T-Mobile US and Lumen Technologies announced in April that they will embark on a strategic alliance to help business customers build, manage, and scale applications across distributed environments. The partners note that enterprise applications would benefit from Lumen’s hundreds of thousands of fiber-connected enterprise locations paired with T-Mobile’s large and fast 5G network.
T-Mobile will also become a preferred wireless connectivity partner for Lumen, allowing for a more flexible and reliable connectivity solution for all enterprises.
T-Mobile and Lumen have a good asset fit
Each company brings assets that the other does not currently have. T-Mobile has an expansive – and expanding – 5G network but has traditionally catered to consumers more than enterprises. The company is clearly hoping to change that, and gaining a preferred status with Lumen’s large base of enterprise customers should help.
Lumen also has substantial fiber resources, including 450,000 global route-miles, 180,000+ on-net buildings, and – significantly – 60 edge nodes built or being built. Those edge nodes are key to Lumen’s edge computing strategy: Lumen plans to cover 95% of US businesses with an edge offering that can deliver latency of five milliseconds or less, a feature that is crucial to enabling 5G use cases in a number of verticals, including manufacturing logistics, retail, healthcare, and public sector.

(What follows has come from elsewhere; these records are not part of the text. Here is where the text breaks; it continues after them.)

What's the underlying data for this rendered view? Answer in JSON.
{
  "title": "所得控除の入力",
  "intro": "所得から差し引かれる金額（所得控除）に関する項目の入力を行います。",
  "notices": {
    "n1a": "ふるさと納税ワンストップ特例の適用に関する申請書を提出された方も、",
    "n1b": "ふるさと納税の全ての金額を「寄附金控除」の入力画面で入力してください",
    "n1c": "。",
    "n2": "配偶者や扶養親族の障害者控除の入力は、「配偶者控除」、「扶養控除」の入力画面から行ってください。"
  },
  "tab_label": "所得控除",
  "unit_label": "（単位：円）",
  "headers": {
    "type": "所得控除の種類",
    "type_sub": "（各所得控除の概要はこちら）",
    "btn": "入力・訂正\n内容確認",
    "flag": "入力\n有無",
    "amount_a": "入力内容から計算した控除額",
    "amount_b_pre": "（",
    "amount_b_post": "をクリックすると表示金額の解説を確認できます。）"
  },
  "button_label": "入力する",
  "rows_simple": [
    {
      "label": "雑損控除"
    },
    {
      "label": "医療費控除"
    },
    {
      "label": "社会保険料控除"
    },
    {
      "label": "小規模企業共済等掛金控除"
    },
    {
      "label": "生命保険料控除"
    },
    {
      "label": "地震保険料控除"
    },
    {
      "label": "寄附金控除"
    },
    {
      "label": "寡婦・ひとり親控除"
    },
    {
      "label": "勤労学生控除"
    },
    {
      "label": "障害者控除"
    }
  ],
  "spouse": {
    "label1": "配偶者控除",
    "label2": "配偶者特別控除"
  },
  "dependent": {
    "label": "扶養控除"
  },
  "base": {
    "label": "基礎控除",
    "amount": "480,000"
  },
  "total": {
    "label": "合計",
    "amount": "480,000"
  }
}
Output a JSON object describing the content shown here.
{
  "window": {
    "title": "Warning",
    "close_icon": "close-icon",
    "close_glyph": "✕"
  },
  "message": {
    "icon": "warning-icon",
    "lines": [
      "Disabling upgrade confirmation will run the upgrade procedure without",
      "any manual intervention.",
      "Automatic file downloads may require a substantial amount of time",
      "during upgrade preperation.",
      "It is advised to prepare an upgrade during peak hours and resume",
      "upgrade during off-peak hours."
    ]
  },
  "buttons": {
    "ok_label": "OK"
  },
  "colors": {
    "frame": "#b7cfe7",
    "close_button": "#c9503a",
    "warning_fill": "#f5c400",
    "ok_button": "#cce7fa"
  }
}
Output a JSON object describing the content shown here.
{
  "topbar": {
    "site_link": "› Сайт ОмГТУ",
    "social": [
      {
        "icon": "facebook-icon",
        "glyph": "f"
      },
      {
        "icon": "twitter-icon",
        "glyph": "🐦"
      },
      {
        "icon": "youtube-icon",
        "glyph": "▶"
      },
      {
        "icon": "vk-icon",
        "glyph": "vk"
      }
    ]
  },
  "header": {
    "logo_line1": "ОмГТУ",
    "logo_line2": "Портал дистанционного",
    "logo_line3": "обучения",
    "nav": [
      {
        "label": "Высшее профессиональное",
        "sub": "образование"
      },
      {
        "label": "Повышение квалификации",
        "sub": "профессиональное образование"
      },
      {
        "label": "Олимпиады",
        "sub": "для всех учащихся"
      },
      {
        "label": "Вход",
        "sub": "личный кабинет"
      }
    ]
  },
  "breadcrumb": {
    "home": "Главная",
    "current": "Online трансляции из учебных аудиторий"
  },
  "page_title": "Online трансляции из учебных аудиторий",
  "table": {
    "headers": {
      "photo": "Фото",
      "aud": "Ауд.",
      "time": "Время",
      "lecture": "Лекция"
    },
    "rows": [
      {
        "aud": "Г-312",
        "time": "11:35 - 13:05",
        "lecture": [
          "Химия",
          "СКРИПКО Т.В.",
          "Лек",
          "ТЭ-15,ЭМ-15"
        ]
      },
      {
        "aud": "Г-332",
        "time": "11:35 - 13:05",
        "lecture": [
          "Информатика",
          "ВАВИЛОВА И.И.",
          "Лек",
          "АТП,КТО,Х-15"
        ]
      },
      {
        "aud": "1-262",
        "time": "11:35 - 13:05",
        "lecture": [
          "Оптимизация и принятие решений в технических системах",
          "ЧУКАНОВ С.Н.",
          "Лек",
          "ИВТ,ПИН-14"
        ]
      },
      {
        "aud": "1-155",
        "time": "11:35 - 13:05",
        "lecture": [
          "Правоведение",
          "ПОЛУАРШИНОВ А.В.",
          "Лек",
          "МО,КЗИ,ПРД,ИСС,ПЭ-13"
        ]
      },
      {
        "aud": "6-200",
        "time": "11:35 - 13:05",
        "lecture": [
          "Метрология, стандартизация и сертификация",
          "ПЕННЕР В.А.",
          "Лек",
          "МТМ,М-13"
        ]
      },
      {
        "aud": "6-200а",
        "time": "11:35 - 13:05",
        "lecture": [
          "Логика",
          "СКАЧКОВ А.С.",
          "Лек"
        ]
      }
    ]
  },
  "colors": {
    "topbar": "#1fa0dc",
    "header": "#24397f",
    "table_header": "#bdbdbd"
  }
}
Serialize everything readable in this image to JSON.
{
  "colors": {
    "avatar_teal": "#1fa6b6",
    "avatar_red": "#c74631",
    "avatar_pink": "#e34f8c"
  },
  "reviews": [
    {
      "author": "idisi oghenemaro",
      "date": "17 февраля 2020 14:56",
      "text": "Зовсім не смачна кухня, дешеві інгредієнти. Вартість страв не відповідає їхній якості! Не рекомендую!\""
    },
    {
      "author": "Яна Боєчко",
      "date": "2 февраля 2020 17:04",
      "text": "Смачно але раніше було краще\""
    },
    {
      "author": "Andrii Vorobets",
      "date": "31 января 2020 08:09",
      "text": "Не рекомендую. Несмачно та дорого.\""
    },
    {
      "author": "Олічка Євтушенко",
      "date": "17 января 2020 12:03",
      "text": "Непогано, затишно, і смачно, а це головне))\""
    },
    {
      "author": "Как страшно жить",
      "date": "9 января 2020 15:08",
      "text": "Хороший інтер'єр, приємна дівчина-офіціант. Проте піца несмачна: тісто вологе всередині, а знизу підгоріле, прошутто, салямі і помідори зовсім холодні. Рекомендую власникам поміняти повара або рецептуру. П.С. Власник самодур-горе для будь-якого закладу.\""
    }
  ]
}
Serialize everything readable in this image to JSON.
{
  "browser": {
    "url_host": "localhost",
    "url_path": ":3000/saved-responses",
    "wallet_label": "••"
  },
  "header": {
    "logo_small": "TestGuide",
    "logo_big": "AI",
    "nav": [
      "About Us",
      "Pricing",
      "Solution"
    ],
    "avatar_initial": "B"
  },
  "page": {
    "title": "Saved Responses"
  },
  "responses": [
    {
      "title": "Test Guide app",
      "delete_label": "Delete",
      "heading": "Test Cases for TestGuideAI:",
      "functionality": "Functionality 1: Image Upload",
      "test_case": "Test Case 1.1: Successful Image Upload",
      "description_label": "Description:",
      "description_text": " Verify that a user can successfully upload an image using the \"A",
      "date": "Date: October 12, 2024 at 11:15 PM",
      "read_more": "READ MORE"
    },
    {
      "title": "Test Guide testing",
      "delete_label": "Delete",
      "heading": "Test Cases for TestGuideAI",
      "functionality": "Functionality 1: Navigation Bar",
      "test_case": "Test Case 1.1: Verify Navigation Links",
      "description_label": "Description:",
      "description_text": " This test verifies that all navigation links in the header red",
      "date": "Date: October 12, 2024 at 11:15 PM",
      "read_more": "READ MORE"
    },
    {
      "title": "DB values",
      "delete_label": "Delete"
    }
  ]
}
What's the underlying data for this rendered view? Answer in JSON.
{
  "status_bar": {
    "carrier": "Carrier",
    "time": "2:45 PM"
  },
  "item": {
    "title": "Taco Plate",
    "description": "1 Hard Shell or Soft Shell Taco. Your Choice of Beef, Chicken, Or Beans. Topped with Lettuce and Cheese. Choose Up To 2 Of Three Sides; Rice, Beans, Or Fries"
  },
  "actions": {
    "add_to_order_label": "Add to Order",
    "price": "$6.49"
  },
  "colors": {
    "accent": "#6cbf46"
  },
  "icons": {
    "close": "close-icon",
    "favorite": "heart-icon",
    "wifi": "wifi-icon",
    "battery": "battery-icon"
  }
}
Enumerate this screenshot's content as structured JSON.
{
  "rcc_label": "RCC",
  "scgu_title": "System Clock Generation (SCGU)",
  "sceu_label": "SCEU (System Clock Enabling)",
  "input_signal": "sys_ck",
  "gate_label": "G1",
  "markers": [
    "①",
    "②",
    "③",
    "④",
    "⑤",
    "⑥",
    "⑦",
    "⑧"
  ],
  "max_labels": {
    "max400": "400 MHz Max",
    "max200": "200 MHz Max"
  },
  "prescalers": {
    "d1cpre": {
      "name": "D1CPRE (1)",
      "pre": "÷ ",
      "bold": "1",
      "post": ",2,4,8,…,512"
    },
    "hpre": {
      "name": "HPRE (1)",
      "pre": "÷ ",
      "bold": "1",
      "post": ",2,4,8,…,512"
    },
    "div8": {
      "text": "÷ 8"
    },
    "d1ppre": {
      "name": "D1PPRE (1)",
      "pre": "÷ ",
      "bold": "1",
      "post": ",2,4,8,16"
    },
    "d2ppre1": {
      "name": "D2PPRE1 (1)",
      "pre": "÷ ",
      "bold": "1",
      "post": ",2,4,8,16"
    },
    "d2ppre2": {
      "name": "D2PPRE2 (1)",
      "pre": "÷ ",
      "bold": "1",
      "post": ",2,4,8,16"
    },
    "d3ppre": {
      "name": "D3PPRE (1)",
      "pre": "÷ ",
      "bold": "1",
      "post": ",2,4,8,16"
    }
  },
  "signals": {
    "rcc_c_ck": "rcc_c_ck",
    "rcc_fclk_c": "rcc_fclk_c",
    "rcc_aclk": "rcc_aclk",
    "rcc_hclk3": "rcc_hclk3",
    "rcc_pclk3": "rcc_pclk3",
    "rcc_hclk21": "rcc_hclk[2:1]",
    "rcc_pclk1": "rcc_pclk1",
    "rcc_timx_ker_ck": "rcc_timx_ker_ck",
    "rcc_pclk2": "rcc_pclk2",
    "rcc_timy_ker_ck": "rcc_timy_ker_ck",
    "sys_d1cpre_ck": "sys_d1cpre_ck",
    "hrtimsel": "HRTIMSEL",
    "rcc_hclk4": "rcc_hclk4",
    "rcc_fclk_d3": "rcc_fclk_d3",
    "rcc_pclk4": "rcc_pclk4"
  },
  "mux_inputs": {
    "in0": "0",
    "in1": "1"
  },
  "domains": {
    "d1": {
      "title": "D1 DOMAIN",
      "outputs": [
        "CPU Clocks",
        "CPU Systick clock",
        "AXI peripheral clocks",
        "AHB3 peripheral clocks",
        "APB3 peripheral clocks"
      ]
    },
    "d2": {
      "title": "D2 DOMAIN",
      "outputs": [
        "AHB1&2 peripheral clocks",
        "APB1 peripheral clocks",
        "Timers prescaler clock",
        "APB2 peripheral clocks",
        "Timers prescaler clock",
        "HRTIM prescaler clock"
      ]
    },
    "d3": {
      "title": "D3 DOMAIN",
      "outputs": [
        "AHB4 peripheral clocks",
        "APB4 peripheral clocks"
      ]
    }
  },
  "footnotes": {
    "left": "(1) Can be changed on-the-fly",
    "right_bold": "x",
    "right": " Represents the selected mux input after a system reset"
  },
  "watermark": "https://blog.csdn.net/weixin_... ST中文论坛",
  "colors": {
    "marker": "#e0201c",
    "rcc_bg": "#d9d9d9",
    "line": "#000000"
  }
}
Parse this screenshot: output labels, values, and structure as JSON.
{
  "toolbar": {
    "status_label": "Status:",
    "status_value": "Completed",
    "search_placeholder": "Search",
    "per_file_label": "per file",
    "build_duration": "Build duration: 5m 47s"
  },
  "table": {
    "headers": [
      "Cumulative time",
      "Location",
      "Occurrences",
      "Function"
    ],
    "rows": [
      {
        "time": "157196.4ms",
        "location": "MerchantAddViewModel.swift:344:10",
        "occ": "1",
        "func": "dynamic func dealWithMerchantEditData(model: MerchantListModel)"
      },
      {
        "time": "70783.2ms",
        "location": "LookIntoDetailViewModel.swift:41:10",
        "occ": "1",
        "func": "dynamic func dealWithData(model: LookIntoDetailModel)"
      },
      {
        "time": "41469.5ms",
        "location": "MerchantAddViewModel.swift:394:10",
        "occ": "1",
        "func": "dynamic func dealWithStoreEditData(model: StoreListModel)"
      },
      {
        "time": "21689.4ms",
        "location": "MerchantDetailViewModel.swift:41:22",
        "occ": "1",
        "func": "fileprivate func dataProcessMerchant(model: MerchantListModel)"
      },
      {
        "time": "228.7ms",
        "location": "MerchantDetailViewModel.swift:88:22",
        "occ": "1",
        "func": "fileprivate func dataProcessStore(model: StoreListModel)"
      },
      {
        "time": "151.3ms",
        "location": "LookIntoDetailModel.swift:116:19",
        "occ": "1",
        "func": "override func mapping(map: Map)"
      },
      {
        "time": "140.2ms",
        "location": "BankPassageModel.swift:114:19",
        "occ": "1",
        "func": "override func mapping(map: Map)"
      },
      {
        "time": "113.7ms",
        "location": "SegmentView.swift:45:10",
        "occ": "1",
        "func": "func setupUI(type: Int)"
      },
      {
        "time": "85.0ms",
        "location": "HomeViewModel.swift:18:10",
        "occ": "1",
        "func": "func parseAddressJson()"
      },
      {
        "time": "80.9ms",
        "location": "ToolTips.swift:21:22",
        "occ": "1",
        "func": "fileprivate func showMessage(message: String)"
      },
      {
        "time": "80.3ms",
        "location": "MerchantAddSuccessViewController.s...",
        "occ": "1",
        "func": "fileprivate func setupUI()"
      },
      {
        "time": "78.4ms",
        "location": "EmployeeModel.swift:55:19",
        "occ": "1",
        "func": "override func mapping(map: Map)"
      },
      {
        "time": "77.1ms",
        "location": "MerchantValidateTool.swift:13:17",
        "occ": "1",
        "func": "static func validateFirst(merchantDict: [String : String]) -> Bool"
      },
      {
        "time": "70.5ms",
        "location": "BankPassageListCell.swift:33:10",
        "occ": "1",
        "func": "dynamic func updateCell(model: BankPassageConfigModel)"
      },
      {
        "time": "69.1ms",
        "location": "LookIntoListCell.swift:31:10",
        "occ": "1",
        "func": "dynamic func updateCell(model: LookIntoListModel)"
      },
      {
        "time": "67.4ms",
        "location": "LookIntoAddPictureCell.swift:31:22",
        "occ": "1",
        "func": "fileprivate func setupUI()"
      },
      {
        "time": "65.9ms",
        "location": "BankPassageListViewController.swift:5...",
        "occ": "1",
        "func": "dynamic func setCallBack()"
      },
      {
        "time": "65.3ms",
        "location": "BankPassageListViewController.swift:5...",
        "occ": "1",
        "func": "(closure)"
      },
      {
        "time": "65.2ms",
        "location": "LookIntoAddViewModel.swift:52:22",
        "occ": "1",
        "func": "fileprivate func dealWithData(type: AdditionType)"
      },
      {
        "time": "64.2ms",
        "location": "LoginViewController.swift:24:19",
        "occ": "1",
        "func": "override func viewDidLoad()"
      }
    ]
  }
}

Lumen, meanwhile, is the largest enterprise-focused telco in the US without its own 5G network. Aligning with T-Mobile US would clearly help address that gap and make it a much more fully-featured alternative to its larger competitors AT&T and Verizon.
Is a merger on the cards?
Longer-term, it is intriguing to consider where the expanded alliance between T-Mobile US and Lumen – which have become increasingly “friendly” in recent years as they battle against mutual foes – might lead.
There are some strong arguments for a merger to help level the playing field. For perspective, AT&T had $136 billion in communications revenue in 2020, while Verizon had $128 billion. GlobalData estimates that T-Mobile US had $76 billion after accounting for Sprint revenue (T-Mobile completed the acquisition of Sprint in April 2020.)
Lumen had $21 billion, meaning that a combined T-Mobile US and Lumen would still be well behind but much closer to AT&T and Verizon than they are now. Similarly, T-Mobile US has very little in the way of fiber plant; Lumen is a distant third behind AT&T and Verizon in fiber miles, but gaining access to those miles would significantly close T-Mobile US’s fiber gap. Meanwhile, AT&T and Verizon are both clearly making fiber a differentiator in their current marketing initiatives, so merging with Lumen would significantly close the perception gap too.
Chances are any potential M&A is likely not on the table in 2021 as T-Mobile US continues to digest its $26 billion acquisition of Sprint. However, once that process runs its course, Lumen could be the next operator in T-Mobile’s sights.